I've removed the part, which is held on by three 10mm bolts. It has a fuel hose connection at the top of it, and a 2-wire flying lead to a connector that's held onto a metal bracket. On the right side of it (as you look at the engine from the front of the car), it appears to have some kind of diaphragm housing with a air inlet to the diapram pointing straight down.

The gas is leaking from the left hand side, where there is a small rubber "cap" over a plastic cylindrical "port". After removing the rubber cap, I can see a gold colored metal plate inside a hole.

I've taken this part to 2 auto-parts stores and neither have been able to indentify it for me - one said it was the fuel pressure regulator and the other said it was the EVAP vent solenoid. But from doing research on the web, I would be inclined to say it was an Idle Speed Regulator.

Does anyone know?


----------



## juglugs (Mar 21, 2005)

*Pressure Pump!!*

Ok, on page 290 of the Haynes Manual for the Stanza I found the thing I'm looking for.
It's in Fig 13.38 - It's the Pressure Pump.

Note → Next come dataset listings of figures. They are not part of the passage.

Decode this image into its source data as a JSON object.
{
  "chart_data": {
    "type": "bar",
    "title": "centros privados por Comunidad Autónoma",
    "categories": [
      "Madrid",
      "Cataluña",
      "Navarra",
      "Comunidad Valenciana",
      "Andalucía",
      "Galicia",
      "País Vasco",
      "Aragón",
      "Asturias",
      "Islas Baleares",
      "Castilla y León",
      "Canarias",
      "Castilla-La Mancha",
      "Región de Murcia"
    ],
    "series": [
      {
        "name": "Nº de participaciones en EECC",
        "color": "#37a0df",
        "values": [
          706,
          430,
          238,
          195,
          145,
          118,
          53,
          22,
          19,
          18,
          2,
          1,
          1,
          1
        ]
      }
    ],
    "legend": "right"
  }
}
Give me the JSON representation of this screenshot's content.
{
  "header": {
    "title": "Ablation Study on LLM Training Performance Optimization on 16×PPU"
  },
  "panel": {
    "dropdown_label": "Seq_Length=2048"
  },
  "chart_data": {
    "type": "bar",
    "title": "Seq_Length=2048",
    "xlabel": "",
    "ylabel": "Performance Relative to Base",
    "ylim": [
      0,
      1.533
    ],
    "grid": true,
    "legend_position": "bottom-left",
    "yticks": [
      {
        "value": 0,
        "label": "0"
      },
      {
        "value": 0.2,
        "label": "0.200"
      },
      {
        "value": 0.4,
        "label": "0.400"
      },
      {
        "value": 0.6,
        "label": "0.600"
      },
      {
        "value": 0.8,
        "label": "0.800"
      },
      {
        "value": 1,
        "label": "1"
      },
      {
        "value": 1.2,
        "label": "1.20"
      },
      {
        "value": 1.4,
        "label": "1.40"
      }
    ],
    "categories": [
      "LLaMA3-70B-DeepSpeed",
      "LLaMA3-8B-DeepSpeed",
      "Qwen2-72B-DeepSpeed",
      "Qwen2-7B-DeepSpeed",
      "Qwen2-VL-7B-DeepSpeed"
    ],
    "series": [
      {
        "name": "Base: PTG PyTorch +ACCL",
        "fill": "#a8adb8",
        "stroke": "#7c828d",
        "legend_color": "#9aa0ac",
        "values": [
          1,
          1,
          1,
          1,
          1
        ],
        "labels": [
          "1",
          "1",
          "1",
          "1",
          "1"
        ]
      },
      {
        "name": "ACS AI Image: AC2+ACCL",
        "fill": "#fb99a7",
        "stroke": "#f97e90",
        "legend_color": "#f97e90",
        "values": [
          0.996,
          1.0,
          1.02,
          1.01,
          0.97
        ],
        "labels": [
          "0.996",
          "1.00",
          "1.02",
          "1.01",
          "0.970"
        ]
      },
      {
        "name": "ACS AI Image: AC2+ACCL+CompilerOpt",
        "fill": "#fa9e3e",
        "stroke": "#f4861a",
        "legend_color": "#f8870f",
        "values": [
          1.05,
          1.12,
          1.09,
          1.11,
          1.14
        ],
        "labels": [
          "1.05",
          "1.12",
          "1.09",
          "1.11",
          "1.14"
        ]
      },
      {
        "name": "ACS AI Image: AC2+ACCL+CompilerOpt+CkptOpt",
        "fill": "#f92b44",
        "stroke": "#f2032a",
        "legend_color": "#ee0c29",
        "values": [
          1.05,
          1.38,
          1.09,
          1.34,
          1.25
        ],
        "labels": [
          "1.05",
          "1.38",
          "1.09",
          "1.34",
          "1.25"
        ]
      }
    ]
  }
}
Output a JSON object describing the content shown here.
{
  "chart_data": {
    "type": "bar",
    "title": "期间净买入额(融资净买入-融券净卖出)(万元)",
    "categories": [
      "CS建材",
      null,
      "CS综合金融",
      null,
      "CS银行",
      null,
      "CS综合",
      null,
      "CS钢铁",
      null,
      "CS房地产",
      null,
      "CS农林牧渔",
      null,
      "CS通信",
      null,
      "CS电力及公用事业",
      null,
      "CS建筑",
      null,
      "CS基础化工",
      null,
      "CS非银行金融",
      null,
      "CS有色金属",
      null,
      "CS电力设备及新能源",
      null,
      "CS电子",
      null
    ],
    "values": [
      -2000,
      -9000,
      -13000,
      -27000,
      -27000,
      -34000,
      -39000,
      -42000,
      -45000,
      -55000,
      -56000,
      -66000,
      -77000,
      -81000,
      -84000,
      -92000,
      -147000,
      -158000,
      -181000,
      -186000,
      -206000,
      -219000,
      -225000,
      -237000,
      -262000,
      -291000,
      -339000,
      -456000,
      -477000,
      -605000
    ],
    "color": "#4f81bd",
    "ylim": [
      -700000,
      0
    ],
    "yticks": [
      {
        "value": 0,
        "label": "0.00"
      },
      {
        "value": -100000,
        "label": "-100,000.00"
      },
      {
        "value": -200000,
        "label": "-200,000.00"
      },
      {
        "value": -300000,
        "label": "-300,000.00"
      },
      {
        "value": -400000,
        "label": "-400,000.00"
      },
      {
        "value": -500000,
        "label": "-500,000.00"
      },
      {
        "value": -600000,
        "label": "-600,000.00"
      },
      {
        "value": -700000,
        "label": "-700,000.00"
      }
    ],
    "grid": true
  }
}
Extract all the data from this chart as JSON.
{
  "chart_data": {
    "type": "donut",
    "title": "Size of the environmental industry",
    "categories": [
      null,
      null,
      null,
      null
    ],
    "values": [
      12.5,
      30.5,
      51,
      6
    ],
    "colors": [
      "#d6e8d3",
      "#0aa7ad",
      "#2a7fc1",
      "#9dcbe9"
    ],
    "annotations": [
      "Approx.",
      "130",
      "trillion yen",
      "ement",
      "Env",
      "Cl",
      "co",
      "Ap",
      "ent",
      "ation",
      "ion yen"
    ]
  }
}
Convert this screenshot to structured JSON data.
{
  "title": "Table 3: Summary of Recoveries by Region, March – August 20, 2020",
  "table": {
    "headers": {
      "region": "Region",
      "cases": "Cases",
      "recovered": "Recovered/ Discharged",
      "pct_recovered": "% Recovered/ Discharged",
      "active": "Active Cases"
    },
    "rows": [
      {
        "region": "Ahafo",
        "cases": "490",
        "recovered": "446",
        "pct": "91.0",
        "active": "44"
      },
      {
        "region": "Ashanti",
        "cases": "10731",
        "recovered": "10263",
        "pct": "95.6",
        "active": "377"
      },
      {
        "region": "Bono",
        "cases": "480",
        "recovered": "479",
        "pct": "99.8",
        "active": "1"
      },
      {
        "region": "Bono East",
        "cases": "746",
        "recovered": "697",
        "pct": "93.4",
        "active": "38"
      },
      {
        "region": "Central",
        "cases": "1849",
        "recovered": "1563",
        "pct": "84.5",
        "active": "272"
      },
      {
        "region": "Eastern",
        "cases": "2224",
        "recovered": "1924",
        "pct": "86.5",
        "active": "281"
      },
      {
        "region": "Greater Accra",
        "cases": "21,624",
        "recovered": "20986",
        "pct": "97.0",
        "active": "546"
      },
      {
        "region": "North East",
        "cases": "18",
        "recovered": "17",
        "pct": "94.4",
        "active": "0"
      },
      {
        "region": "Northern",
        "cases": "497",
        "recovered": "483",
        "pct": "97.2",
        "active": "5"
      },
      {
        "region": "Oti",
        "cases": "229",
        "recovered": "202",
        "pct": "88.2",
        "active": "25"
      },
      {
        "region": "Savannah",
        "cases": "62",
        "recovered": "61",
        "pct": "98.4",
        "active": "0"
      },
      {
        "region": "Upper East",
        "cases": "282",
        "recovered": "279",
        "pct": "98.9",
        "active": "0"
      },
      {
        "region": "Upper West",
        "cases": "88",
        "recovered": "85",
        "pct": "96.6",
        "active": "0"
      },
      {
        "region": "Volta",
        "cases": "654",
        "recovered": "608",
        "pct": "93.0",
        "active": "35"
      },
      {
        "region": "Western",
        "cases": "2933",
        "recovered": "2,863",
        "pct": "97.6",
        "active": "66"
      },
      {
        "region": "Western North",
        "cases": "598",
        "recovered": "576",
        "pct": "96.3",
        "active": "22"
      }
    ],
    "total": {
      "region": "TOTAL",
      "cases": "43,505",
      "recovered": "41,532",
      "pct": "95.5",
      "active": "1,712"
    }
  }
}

Now, does anyone know where I can get one of these? I can only find the Pressure Regulator in the online stores...

Thanks

Mark


----------



## Gsolo (Sep 11, 2003)

juglugs said:


> Ok, on page 290 of the Haynes Manual for the Stanza I found the thing I'm looking for.
> It's in Fig 13.38 - It's the Pressure Pump.
> 
> Now, does anyone know where I can get one of these? I can only find the Pressure Regulator in the online stores...
> ...


any parts store should have it...or a nissan dealer


----------



## KA24Tech (Feb 2, 2004)

It is most likely a dealer-only part and I don't think it is considered the pressure regulator it sounds more like the EVAP vent solenoid.

Troy


----------